The primary unwanted effect of telomerase inhibition therapy may be on telomerase-positive reproductive cells and other proliferative cells of renewal tissues (38–42). Cells from such tissues generally have much longer telomeres than most tumor cell populations. Furthermore, stem cells of renewal tissues should be much less affected than dividing tumor cells; they proliferate only occasionally, and telomere shortening should not occur in the absence of cell division. Because the most primitive stem cell populations only rarely divide, their telomeres should shorten at a much slower rate than telomerase-inhibited, proliferating cancer cells. After the cancer cells have shortened their telomeres and died, anti-telomerase therapy could be discontinued and telomerase activity in reproductive and stem cells would be restored. Thus, anti-telomerase therapy is likely to eliminate the proliferative potential of cancer cells before the telomere lengths in normal reproductive and stem cells shorten sufficiently to disrupt their function.

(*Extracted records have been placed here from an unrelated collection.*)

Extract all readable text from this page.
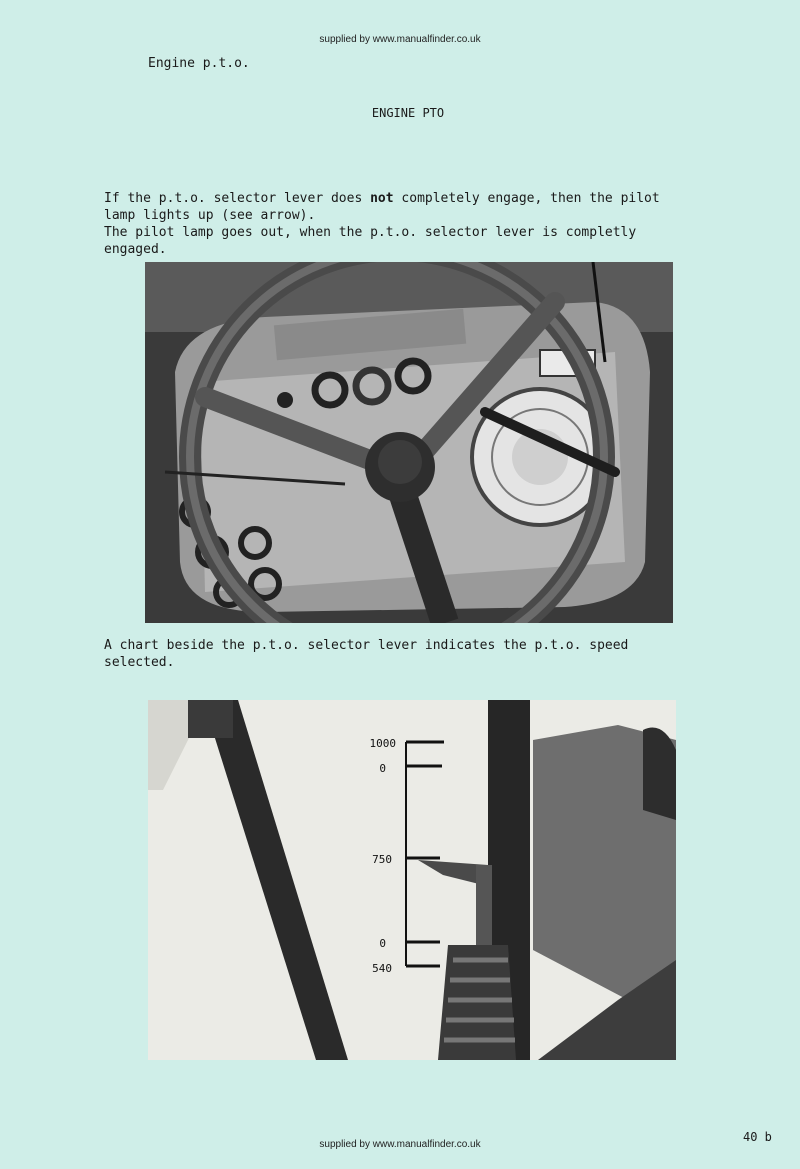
supplied by www.manualfinder.co.uk
Engine p.t.o.
ENGINE PTO
If the p.t.o. selector lever does not completely engage, then the pilot
lamp lights up (see arrow).
The pilot lamp goes out, when the p.t.o. selector lever is completly
engaged.
A chart beside the p.t.o. selector lever indicates the p.t.o. speed
selected.
1000
0
750
0
540
supplied by www.manualfinder.co.uk
40 b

Another avenue is to kill telomerase-expressing cells (146–148,156–160). Immunotherapy directed against telomerase positive cells is currently under investigation (146–148). This approach has the advantage of abolishing the lag phase that is required with the classic mode of telomerase inhibition. However, this treatment might also prove to be toxic to normal stem cells expressing telomerase.
It is still too early to know with certainty whether telomerase inhibitors will become a treatment option against cancer. There is concern about the emergence of alternative mechanisms of telomere maintenance and whether there will be side effects on normal hematopoietic and germline cells. These and other questions will only be answered when anti-telomerase drugs are moved into animal and human clinical trials.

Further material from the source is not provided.